In his recent two-part HBO documentary, Billy Joel: And So It Goes, the 76-year-old American singer-songwriter and pianist, who is Jewish, candidly spoke about the tragic loss of his paternal relatives in the Holocaust. Joel revealed how he came to understand the profound impact of World War II on his family, particularly those he never had the chance to meet.
Joel disclosed that the extent of his family’s suffering during World War II became clear to him in his late twenties, when he met his half-brother in Vienna. Prior to this encounter, he knew little about his father, Howard, or his family history.
The “Piano Man” hitmaker recounted that his half-brother “fought in the U.S. Army under General Patton. They liberated Dachau.” Joel admitted, “I tried to get him to talk about it, but he didn’t really want to talk about his past. I heard most of it from my brother. And then I found out about my father’s family. They were hunted.”

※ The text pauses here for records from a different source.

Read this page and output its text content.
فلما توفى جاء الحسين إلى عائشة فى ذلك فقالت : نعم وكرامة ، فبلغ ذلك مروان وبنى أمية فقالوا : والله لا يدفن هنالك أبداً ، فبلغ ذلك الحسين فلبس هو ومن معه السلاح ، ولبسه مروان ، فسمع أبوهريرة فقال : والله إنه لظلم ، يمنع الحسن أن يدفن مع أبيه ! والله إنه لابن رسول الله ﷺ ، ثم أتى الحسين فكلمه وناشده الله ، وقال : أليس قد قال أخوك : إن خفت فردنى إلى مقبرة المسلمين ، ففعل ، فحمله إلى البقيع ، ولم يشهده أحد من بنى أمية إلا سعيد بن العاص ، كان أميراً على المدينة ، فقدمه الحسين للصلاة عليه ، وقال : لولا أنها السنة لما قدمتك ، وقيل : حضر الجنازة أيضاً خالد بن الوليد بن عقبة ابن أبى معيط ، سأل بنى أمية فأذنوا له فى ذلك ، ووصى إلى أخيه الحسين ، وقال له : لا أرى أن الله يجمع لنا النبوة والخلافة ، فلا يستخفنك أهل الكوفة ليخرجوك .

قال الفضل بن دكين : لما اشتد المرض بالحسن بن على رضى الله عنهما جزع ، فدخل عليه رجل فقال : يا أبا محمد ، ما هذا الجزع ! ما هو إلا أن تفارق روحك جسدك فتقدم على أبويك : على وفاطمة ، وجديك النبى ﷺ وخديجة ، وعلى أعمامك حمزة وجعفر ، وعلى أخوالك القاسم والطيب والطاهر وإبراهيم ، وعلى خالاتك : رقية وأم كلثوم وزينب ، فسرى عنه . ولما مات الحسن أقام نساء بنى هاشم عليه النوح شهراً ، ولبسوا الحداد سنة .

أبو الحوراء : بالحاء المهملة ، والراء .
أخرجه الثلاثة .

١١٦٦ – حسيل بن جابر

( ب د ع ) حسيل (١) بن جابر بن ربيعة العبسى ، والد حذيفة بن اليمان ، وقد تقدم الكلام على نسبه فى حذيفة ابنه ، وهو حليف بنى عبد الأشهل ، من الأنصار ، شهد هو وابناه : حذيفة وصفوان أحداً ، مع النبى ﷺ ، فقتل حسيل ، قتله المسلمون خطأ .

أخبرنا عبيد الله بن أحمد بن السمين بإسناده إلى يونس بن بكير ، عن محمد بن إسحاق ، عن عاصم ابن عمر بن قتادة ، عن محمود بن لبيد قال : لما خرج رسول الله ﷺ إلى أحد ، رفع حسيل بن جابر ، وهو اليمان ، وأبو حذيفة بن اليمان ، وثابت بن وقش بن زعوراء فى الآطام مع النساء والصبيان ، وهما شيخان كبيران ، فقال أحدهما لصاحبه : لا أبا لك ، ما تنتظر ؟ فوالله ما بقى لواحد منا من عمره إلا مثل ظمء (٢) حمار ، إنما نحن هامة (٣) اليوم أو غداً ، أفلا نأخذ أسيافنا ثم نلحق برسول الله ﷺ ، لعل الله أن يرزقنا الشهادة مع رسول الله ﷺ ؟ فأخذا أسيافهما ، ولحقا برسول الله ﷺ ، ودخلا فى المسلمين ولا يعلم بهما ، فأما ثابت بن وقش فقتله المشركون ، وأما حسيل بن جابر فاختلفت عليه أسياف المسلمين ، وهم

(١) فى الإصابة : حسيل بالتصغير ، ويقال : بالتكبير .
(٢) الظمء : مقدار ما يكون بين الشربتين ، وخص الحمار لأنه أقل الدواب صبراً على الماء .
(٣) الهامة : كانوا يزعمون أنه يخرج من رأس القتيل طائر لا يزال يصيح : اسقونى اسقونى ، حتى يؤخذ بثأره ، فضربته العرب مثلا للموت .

Through this meeting, Joel learned that many of their family members had been sent to Auschwitz, and most of them perished there.
“I visited the graveyard where the Joel family’s buried, and I didn’t even know I had that many relatives,” the six-time Grammy winner noted.
Joel expressed a deep-seated emotional impact from this discovery: “There is an underlying rage that comes out sometimes — ‘What are you getting all mad about? Nobody did anything to you.’ But they wiped out my family. I would’ve liked to have known some of these people.”